Final Version FAQs > Basic System > How do I handle multi-tasking?
To take a very simple example of multi-tasking, let’s look at how you might deal with the following task:
Make pot of tea
This task involves several stages (boil kettle, brew tea) which each take several minutes but don’t require your active participation until the stage is ended. Once the kettle has boiled, you make the tea. Once the tea has brewed, you pour it into the cups. But during the boiling and the brewing, it’s perfectly possible to be doing something else.
The way to do this in FV is that as soon as you have set the kettle to boil you go on to the next task in your pre-select list . For the sake of example let’s say it is Answer Emails. You answer emails until you hear the kettle has boiled, then interrupt the answering of emails to make the tea. Once you’ve done that, go back to answering emails until the time needed to brew the tea is up (I usually use a count-down timer for this). Pour the tea, and go back to answering emails.

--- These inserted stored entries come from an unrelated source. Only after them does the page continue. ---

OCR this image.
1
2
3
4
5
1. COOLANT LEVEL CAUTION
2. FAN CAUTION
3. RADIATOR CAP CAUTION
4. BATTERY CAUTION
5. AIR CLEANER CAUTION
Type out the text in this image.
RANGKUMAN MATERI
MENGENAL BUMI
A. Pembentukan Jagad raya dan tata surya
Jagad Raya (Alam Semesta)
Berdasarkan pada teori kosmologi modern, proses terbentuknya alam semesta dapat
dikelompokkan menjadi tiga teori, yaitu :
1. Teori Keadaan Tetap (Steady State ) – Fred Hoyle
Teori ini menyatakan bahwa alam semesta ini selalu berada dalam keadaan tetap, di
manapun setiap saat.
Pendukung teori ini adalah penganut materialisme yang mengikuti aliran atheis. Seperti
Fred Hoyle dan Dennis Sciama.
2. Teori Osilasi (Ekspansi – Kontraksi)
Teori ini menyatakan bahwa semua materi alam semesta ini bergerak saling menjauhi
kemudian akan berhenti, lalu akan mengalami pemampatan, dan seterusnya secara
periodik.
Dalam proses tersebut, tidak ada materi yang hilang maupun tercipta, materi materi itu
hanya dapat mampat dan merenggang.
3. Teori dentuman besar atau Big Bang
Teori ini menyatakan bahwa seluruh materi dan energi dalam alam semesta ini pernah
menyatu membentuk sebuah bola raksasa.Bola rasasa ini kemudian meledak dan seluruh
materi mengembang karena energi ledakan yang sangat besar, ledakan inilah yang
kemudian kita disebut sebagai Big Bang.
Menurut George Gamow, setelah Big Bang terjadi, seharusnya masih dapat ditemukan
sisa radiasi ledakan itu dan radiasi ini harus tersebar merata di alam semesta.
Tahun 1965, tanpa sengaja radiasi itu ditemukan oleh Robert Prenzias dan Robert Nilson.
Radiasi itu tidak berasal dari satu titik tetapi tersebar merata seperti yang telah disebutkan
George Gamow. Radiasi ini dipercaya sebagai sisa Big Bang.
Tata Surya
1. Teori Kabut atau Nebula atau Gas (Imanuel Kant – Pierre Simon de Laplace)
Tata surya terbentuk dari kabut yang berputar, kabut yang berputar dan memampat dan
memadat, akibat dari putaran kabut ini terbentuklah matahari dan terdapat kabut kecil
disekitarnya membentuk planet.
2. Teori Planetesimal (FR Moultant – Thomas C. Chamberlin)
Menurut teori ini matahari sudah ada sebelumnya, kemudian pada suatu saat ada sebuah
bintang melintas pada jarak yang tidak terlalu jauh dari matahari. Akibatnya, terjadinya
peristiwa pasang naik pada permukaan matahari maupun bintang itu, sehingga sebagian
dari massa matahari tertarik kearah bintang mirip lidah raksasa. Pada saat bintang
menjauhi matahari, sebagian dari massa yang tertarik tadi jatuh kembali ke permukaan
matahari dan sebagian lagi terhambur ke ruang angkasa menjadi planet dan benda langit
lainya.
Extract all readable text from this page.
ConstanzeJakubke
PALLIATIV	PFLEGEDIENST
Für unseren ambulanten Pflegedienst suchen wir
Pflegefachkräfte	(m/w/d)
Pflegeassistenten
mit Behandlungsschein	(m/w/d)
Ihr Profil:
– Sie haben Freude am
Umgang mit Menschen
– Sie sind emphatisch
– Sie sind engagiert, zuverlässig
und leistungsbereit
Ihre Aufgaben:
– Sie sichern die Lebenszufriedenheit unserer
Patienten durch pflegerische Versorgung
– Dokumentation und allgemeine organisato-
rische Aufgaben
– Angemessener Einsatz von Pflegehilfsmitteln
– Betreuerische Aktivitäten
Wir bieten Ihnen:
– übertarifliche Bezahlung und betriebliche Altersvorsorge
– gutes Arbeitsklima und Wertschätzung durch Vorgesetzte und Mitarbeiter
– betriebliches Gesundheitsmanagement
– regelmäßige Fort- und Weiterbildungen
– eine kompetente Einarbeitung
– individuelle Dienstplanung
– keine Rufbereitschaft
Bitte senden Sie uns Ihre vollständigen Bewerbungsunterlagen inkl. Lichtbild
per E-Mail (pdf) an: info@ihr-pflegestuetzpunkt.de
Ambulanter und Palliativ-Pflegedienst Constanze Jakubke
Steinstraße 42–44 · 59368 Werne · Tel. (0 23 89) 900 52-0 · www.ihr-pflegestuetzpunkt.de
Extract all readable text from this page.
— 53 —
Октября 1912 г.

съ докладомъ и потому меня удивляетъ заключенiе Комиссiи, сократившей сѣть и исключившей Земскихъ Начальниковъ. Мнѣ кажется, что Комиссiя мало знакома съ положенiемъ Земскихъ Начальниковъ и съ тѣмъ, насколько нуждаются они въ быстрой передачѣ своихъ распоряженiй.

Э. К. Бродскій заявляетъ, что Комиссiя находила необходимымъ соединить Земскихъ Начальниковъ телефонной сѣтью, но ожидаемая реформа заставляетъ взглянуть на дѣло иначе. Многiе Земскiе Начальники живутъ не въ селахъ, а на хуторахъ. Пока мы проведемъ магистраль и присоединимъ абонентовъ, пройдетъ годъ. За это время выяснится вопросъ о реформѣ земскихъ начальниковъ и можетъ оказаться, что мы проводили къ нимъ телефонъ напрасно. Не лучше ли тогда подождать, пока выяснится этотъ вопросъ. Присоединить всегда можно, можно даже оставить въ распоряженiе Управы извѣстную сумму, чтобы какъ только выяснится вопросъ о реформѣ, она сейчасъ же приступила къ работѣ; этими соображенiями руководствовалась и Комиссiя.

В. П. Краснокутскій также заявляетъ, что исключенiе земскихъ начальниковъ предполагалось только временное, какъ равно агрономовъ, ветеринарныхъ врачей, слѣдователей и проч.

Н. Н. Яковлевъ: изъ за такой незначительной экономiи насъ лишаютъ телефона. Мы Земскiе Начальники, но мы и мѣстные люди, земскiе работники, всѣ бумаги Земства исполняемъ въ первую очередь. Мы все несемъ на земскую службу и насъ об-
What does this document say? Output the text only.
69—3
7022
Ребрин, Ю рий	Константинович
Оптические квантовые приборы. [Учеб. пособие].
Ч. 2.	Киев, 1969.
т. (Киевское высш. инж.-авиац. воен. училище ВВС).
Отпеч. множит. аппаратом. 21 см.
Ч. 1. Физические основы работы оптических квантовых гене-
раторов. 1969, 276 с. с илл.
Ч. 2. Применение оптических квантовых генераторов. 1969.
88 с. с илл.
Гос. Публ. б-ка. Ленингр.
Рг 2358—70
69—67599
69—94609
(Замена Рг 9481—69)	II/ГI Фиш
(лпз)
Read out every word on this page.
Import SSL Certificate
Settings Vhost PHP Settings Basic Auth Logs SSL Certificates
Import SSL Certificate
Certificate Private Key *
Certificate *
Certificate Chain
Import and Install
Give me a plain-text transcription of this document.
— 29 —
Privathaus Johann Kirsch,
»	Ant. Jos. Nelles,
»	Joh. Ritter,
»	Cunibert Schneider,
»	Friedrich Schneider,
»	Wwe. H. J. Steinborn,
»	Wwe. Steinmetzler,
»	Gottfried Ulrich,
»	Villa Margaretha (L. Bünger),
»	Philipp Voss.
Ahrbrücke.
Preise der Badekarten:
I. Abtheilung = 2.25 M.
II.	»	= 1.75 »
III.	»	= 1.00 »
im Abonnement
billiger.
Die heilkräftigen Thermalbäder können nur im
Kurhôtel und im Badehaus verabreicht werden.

You can easily adapt this to a greater number of tasks or more complicated tasks. For example Austin writes:
“I just wanted to share a tip that others may find useful, albeit perhaps obvious. I have used the same process since FV came out to do laundry. If I do laundry on Saturday, then I put “laundry” on my list on Friday. On Saturday, it gets selected, and when I reach it, I start the laundry and set a timer. Then I cross “laundry” off my list and continue working. When the timer goes off, I add “laundry” to the end of my list, dot it, and go do the next step. Then I set a timer, cross the task off, and continue working. This continues until the laundry is done.”